Une nouvelle campagne de sensibilisation vise à inciter la population à s'adresser avec respect aux employés municipaux de Shawinigan.

Exiger le respect?

Sommes-nous vraiment rendus là? Une administration municipale qui est obligée de lancer une campagne axée sur le respect pour protéger ses employés et répondre plus efficacement aux besoins de la population? On dirait que oui. Le civisme et la politesse élémentaires ne peuvent plus, semble-t-il, être tenus pour acquis.
Le geste posé par la Ville de Shawinigan découle de comportements observés chez certains contribuables mécontents, agressifs ou violents dans leurs rapports avec des fonctionnaires municipaux. Les élus avaient d'abord adopté, en janvier, une politique de prévention de la violence dans les rapports avec la clientèle. 
Et pour donner suite à certains des principes énoncés dans cette politique, la Ville a décidé d'installer des caméras au poste d'accueil de l'hôtel de ville. Il n'est pas exclu que d'autres soient installées dans certains services où il y a un contact direct entre les citoyens et les employés.
Autre moyen mis de l'avant pour favoriser les échanges respectueux: la Ville va diffuser, lors d'un appel entrant à l'hôtel de ville, un message prévenant que la discussion pourrait être enregistrée. Il semble que les cris, les blasphèmes ou les menaces de la part de citoyens mécontents soient monnaie courante.
C'est vrai que les employés n'ont pas à endurer ça. Ils ne font généralement qu'appliquer les directives qui viennent de plus haut, et la plupart du temps, qui découlent directement de politiques ou de façons de faire adoptées par les élus. 
Depuis que la Ville a fait l'annonce des moyens qu'elle déploiera pour sa campagne de relations respectueuses, certains citoyens n'ont pas manqué de commenter, notamment via les réseaux sociaux. Ils croient que le respect doit être à double sens. 
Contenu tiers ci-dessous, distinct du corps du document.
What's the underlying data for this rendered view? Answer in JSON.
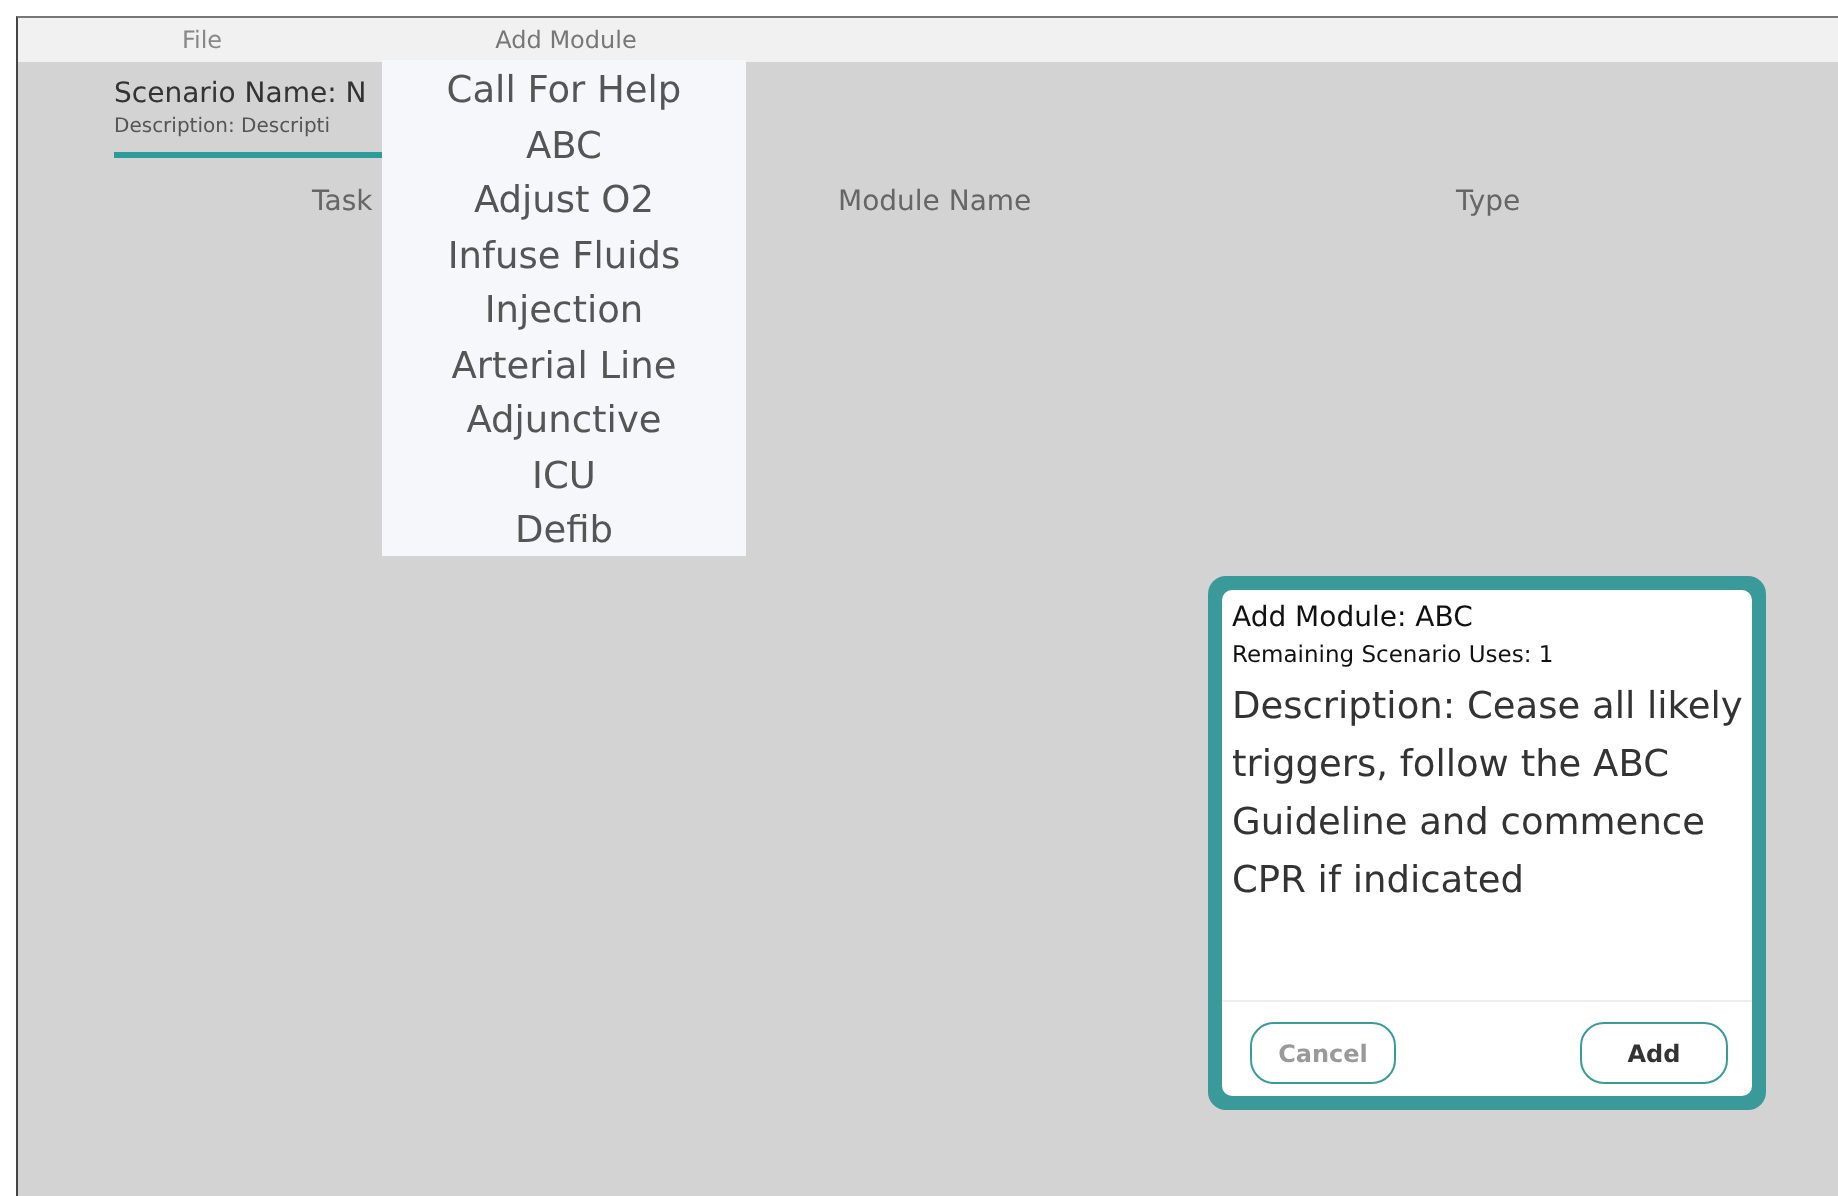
{
  "menu_bar": [
    {
      "label": "File",
      "selected": false
    },
    {
      "label": "Add Module",
      "selected": true
    }
  ],
  "scenario": {
    "name": "Scenario Name: N",
    "description": "Description: Descripti"
  },
  "table": {
    "columns": [
      "Task",
      "Module Name",
      "Type"
    ]
  },
  "dropdown": {
    "items": [
      "Call For Help",
      "ABC",
      "Adjust O2",
      "Infuse Fluids",
      "Injection",
      "Arterial Line",
      "Adjunctive",
      "ICU",
      "Defib"
    ]
  },
  "dialog": {
    "title": "Add Module: ABC",
    "uses": "Remaining Scenario Uses: 1",
    "description": "Description: Cease all likely triggers, follow the ABC Guideline and commence CPR if indicated",
    "buttons": [
      {
        "label": "Cancel",
        "kind": "secondary"
      },
      {
        "label": "Add",
        "kind": "primary"
      }
    ]
  }
}
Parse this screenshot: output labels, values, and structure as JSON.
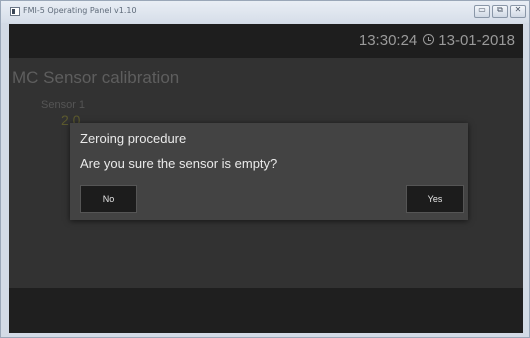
{
  "window": {
    "title": "FMI-5 Operating Panel v1.10"
  },
  "header": {
    "time": "13:30:24",
    "date": "13-01-2018"
  },
  "page": {
    "title": "MC Sensor calibration",
    "sensor_label": "Sensor 1",
    "sensor_value": "2.0"
  },
  "dialog": {
    "title": "Zeroing procedure",
    "message": "Are you sure the sensor is empty?",
    "no_label": "No",
    "yes_label": "Yes"
  },
  "window_controls": {
    "minimize": "▭",
    "maximize": "⧉",
    "close": "✕"
  },
  "icons": {
    "app": "app-icon",
    "clock": "clock-icon"
  }
}
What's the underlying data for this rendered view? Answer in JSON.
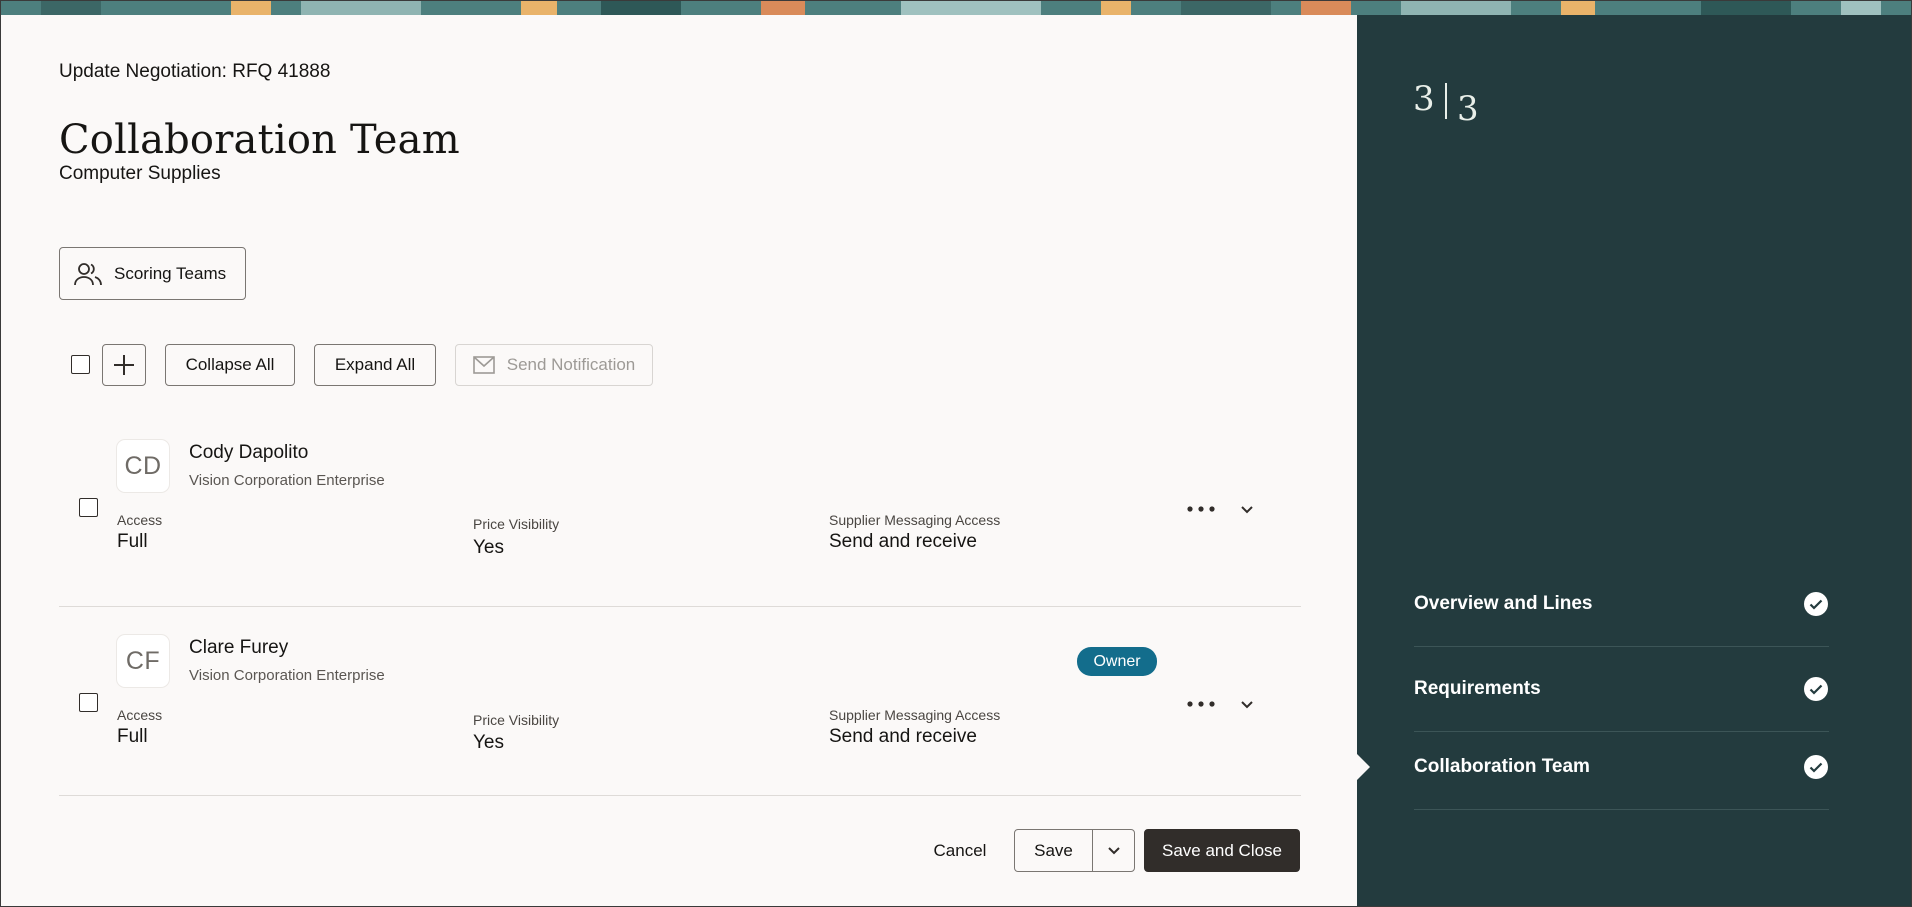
{
  "page": {
    "breadcrumb": "Update Negotiation: RFQ 41888",
    "title": "Collaboration Team",
    "subtitle": "Computer Supplies"
  },
  "toolbar": {
    "scoring_teams_label": "Scoring Teams",
    "collapse_all_label": "Collapse All",
    "expand_all_label": "Expand All",
    "send_notification_label": "Send Notification"
  },
  "members": [
    {
      "initials": "CD",
      "name": "Cody Dapolito",
      "org": "Vision Corporation Enterprise",
      "access_label": "Access",
      "access": "Full",
      "price_visibility_label": "Price Visibility",
      "price_visibility": "Yes",
      "supplier_messaging_label": "Supplier Messaging Access",
      "supplier_messaging": "Send and receive",
      "badge": ""
    },
    {
      "initials": "CF",
      "name": "Clare Furey",
      "org": "Vision Corporation Enterprise",
      "access_label": "Access",
      "access": "Full",
      "price_visibility_label": "Price Visibility",
      "price_visibility": "Yes",
      "supplier_messaging_label": "Supplier Messaging Access",
      "supplier_messaging": "Send and receive",
      "badge": "Owner"
    }
  ],
  "footer": {
    "cancel_label": "Cancel",
    "save_label": "Save",
    "save_close_label": "Save and Close"
  },
  "sidebar": {
    "logo_left": "3",
    "logo_right": "3",
    "steps": [
      {
        "label": "Overview and Lines",
        "status": "complete"
      },
      {
        "label": "Requirements",
        "status": "complete"
      },
      {
        "label": "Collaboration Team",
        "status": "complete",
        "current": true
      }
    ]
  },
  "colors": {
    "sidebar_bg": "#233b3e",
    "main_bg": "#fbf9f8",
    "primary_button": "#312d2a",
    "owner_badge": "#136d8c"
  }
}
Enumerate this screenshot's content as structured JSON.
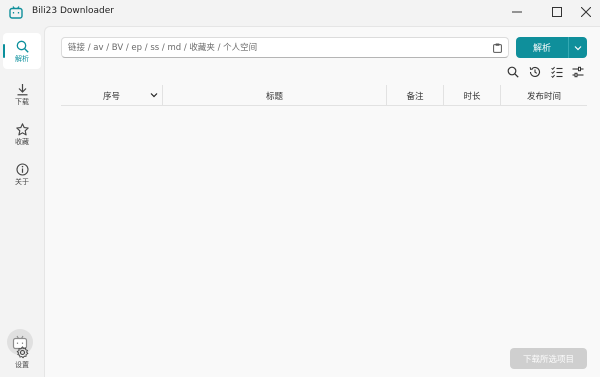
{
  "app": {
    "title": "Bili23 Downloader"
  },
  "window_controls": [
    "minimize-icon",
    "maximize-icon",
    "close-icon"
  ],
  "sidebar": {
    "items": [
      {
        "label": "解析",
        "icon": "search-icon",
        "active": true
      },
      {
        "label": "下载",
        "icon": "download-icon",
        "active": false
      },
      {
        "label": "收藏",
        "icon": "star-icon",
        "active": false
      },
      {
        "label": "关于",
        "icon": "info-icon",
        "active": false
      }
    ],
    "settings_label": "设置"
  },
  "search": {
    "placeholder": "链接 / av / BV / ep / ss / md / 收藏夹 / 个人空间",
    "value": ""
  },
  "parse_button": {
    "label": "解析"
  },
  "toolbar": [
    "search-icon",
    "history-icon",
    "list-check-icon",
    "sliders-icon"
  ],
  "table": {
    "columns": [
      "序号",
      "标题",
      "备注",
      "时长",
      "发布时间"
    ],
    "rows": []
  },
  "download_button": {
    "label": "下载所选项目",
    "enabled": false
  },
  "colors": {
    "accent": "#0f8f9b",
    "disabled": "#cfcfcf"
  }
}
Si des citoyens ont l'impression qu'ils sont bafoués quand ils font affaire avec la Ville, il se peut qu'ils deviennent impatients, voire agressifs. Certains peuvent parfois avoir l'impression que tout leur est dû, parce que ce sont eux qui payent. Mais c'est peut-être symptomatique de quelque chose d'autre. Dans pareil cas, la mesure consistant à enregistrer les appels peut aussi être utile à la Ville, qui pourra s'assurer que les services sont adéquatement rendus à la population. 
Il n'est pas impossible que certains employés soient plus prompts que d'autres. S'ils savent qu'ils sont enregistrés, ça ne peut qu'améliorer la prestation de service. L'effet souhaité sur l'appelant peut aussi s'appliquer sur l'employé municipal. En ce sens, c'est loin d'être une mauvaise idée.
Le problème, encore une fois, c'est qu'on ait dû en arriver là.
Nous sommes à l'ère des réseaux sociaux. Des commentaires instantanés sur tout et sur rien. La facilité de commenter devant un clavier d'ordinateur, sans filtre et en n'étant pas en présence des personnes visées. Ces comportements peuvent, comme l'observe une porte-parole de la Ville, avoir comme effet d'enlever beaucoup d'inhibition aux plaignants. Ils croient pouvoir reproduire au téléphone ou en personne certains comportements qu'ils adoptent ou qu'ils observent sur les réseaux sociaux.
Shawinigan n'est pas la première à être victime de ce tournant dans les communications. Et elle ne sera sûrement pas la dernière.
Souhaitons que son initiative porte les fruits espérés. Souhaitons surtout qu'elle ne déclenche pas une pluie d'insultes et d'injures.